España es la cuarta potencia agroalimentaria de Europa y la décima del mundo. Debido a la amplia gama y calidad de sus cultivos y productos, la industria agroalimentaria española goza de gran prestigio internacional.
El dinamismo de las exportaciones agroalimentarias españolas, que presentan continuos años de superávit y representan casi el 20% de las exportaciones totales del país, han convertido a la industria en el cuarto exportador europeo y el séptimo mundial de estos productos.
La producción agraria española es extensa y diversa. Siendo uno de los líderes europeos y mundiales en superficie agrícola dedicada a la agricultura ecológica, España también es líder en cultivos como el aceite de oliva, los cítricos y las hortalizas frescas.
El tejido empresarial del sector está compuesto por cerca de 30.000 empresas, de las cuales 19.382 son empresas exportadoras, lo que demuestra que la internacionalización sigue siendo un pilar fundamental para su crecimiento.

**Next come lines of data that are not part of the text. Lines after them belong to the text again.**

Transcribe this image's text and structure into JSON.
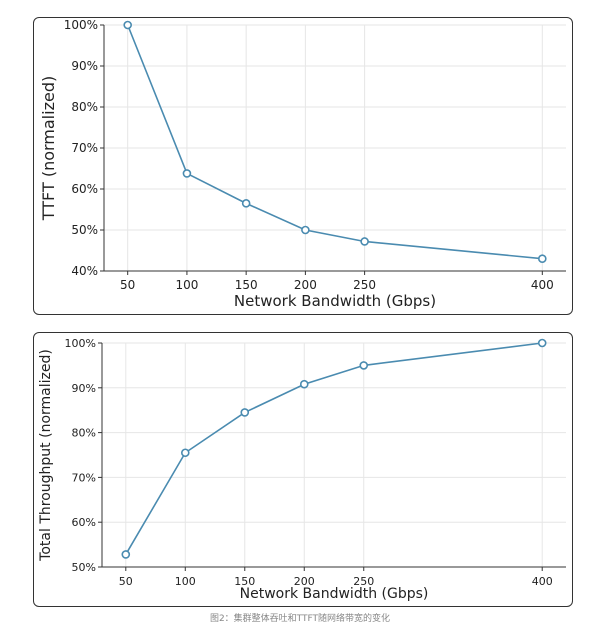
{
  "figure_caption": "图2：集群整体吞吐和TTFT随网络带宽的变化",
  "colors": {
    "line": "#4a8bb0",
    "grid": "#e6e6e6",
    "axis": "#333333"
  },
  "chart_data": [
    {
      "type": "line",
      "xlabel": "Network Bandwidth (Gbps)",
      "ylabel": "TTFT (normalized)",
      "x": [
        50,
        100,
        150,
        200,
        250,
        400
      ],
      "series": [
        {
          "values": [
            100,
            63.8,
            56.5,
            50.0,
            47.2,
            43.0
          ]
        }
      ],
      "x_ticks": [
        50,
        100,
        150,
        200,
        250,
        400
      ],
      "y_ticks": [
        "40%",
        "50%",
        "60%",
        "70%",
        "80%",
        "90%",
        "100%"
      ],
      "ylim": [
        40,
        100
      ],
      "xlim": [
        30,
        420
      ],
      "grid": true,
      "marker": "hollow-circle"
    },
    {
      "type": "line",
      "xlabel": "Network Bandwidth (Gbps)",
      "ylabel": "Total Throughput (normalized)",
      "x": [
        50,
        100,
        150,
        200,
        250,
        400
      ],
      "series": [
        {
          "values": [
            52.8,
            75.5,
            84.5,
            90.8,
            95.0,
            100
          ]
        }
      ],
      "x_ticks": [
        50,
        100,
        150,
        200,
        250,
        400
      ],
      "y_ticks": [
        "50%",
        "60%",
        "70%",
        "80%",
        "90%",
        "100%"
      ],
      "ylim": [
        50,
        100
      ],
      "xlim": [
        30,
        420
      ],
      "grid": true,
      "marker": "hollow-circle"
    }
  ]
}
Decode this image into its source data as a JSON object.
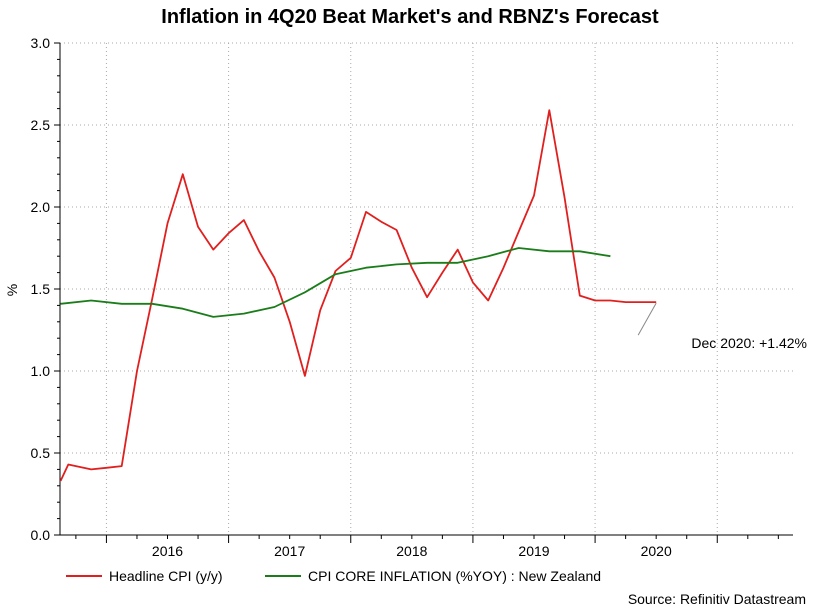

En el caso de España, el vínculo alimentación/turismo/cultura garantiza un alto nivel de consumo y promociona la marca país, donde la producción agroalimentaria se ha convertido en parte esencial de la cultura y tradiciones del país.
Junto a esta tradición, el sector está experimentando una transformación disruptiva y decisiva hacia la digitalización y la sostenibilidad para hacer frente a nuevos retos como el cambio climático y la adaptación a las nuevas tendencias de consumo. Los Centros Tecnológicos españoles son líderes mundiales en áreas específicas que van desde el desarrollo de nuevos ingredientes a nuevas fuentes de proteínas de alta calidad, pasando por la mejora de las propiedades nutricionales y la agricultura de precisión. En los últimos años, España está desarrollando un sólido ecosistema innovador en toda la cadena de valor agroalimentaria.